Face à ce constat, l’Office fédéral des assurances sociales (OFAS) a choisi comme point de départ pour les prévisions de dépenses des APG en 2025 la moyenne des naissances des trois dernières années, à laquelle il applique ensuite les taux de croissance du scénario de référence de l’OFS. Les perspectives financières de l’OFAS reposent sur ce scénario de référence (graphique 3, ligne rose). La ligne « basse » correspond au scénario de faible fécondité de l’OFS, et la ligne « haute » à celui de forte fécondité.

Passer d’un indicateur de fécondité de 1,34 à 1,5 se traduirait par une augmentation des dépenses annuelles d’environ 200 millions de francs dès 2025, sans recettes supplémentaires. Ce différentiel pèserait directement sur le résultat de répartition, réduisant la capacité du fonds à croître. D’ici 2035, cela représenterait près de 3 milliards de francs de moins dans le fonds des APG — soit une diminution de près de 50 % du volume d’investissement potentiel.

À l’inverse, si l’IFC futur oscillait entre 1,30 et 1,26 enfant par femme, les dépenses annuelles diminueraient en moyenne de 100 millions de francs. Le fonds croîtrait alors plus rapidement et atteindrait, en 2035, un niveau supérieur d’environ 1 milliard au scénario de référence.

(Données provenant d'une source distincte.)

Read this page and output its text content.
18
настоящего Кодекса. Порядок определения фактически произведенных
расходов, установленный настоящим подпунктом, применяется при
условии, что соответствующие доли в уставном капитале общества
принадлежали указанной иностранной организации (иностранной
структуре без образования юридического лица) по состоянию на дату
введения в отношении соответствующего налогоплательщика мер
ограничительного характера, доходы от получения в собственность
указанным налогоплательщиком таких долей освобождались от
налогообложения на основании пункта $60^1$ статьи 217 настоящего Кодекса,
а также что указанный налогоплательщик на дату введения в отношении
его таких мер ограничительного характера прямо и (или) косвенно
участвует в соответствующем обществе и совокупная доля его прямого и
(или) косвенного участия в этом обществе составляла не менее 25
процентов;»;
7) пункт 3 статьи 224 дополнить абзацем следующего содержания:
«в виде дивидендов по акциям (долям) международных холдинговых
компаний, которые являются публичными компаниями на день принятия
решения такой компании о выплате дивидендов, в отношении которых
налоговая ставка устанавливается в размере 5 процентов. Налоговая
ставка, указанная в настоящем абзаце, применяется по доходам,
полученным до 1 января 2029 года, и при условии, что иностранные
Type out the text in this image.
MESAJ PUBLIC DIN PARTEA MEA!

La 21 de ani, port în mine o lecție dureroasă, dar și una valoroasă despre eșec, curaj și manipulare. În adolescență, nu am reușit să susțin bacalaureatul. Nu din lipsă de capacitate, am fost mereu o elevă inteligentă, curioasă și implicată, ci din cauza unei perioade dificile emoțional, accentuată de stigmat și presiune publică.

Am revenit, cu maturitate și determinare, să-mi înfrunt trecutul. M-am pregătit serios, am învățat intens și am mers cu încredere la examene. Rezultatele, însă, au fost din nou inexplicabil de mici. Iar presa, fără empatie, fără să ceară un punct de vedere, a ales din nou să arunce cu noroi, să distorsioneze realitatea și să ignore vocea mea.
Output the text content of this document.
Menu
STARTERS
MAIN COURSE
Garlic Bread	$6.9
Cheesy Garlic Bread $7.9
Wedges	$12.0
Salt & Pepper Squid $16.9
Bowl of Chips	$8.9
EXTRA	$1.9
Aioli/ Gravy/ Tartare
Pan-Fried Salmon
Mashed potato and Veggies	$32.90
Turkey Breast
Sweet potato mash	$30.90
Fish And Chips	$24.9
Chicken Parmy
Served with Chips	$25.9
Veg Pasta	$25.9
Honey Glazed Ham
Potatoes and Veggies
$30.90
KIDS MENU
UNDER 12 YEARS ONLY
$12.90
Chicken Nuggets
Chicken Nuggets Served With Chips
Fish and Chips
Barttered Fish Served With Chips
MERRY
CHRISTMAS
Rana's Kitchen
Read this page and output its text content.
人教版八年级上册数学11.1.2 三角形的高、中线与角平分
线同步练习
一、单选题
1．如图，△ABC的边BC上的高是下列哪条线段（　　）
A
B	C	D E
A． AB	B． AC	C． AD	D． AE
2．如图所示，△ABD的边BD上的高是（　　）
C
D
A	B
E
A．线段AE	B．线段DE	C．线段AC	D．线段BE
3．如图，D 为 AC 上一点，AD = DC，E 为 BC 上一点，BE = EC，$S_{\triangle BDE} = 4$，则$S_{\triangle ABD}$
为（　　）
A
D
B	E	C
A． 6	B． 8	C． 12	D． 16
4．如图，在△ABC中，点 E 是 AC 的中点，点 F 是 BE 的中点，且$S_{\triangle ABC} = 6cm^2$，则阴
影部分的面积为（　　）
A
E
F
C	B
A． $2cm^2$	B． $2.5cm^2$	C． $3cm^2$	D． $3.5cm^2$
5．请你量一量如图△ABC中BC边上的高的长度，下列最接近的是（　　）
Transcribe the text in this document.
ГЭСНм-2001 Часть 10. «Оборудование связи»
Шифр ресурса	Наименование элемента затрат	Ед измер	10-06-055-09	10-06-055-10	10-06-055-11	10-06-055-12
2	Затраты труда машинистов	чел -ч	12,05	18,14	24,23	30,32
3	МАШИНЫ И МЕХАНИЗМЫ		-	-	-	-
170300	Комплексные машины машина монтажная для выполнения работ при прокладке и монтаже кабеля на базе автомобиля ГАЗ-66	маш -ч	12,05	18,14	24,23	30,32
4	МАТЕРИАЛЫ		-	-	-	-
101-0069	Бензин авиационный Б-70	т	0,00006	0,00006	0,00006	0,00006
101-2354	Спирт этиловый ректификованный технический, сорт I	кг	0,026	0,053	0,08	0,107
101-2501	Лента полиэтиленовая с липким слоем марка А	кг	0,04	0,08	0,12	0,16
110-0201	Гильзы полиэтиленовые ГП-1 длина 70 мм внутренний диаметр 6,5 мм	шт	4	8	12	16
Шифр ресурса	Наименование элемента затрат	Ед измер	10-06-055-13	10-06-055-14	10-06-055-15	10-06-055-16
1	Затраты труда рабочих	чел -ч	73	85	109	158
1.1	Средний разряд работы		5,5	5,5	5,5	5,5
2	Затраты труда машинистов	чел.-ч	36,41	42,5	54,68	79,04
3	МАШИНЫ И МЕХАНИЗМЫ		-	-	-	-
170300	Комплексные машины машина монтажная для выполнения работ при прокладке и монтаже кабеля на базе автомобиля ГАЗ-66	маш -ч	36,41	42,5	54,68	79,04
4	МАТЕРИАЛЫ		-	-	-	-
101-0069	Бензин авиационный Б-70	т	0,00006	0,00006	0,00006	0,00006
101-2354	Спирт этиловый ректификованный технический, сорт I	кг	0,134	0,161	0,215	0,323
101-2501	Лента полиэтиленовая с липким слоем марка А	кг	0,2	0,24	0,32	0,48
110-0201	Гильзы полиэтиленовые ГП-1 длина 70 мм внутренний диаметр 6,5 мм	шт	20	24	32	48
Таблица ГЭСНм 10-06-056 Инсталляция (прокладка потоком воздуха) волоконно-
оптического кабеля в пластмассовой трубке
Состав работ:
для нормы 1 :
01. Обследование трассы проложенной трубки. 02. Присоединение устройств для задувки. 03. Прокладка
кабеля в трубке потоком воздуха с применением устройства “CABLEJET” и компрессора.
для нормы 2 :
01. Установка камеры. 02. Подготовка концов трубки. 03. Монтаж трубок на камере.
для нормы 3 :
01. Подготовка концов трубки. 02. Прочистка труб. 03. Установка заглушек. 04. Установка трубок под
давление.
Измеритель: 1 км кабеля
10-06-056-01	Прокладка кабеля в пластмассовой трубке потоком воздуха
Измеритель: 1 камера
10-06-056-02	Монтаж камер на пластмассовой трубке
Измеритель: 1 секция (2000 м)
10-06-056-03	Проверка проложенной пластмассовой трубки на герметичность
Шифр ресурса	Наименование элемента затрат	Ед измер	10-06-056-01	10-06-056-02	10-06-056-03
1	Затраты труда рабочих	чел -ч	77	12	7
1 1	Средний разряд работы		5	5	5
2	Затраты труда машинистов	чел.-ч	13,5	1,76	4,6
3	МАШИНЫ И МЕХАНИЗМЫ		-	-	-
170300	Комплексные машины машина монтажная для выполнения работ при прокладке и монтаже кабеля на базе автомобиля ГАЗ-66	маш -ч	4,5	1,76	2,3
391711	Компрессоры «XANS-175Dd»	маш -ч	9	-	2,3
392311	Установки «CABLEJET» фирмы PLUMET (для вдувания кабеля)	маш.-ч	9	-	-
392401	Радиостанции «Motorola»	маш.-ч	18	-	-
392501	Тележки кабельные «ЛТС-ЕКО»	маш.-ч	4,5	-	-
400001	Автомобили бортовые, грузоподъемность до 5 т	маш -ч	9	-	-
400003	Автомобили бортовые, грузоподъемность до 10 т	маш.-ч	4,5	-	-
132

Un équilibre fragile à long terme

Les finances des APG sont aujourd’hui saines et devraient le rester dans les années à venir : les recettes dépassent les dépenses et le fonds se renforce régulièrement. Cet équilibre demeure toutefois fragile à long terme, car il dépend d’un facteur difficilement prévisible : le nombre de naissances. Si la fécondité continue de baisser, le fonds des APG croîtra plus rapidement grâce à la diminution des dépenses liées aux congés parentaux. À l’inverse, un rebond durable du taux de natalité alourdirait les charges et pourrait ralentir la progression du fonds. Enfin, l’évolution de la politique familiale et militaire représente une autre source d’incertitude, susceptible d’influencer significativement les finances du régime.

Cette année, les perspectives financières des APG publiées ne reflètent pas encore les incertitudes inhérentes à toute projection. Des scénarios « haut » et « bas » sont toutefois en cours d’élaboration et seront intégrés dès l’année prochaine.

Économiste, Secteur Mathématiques, Office fédéral des assurances sociales (OFAS)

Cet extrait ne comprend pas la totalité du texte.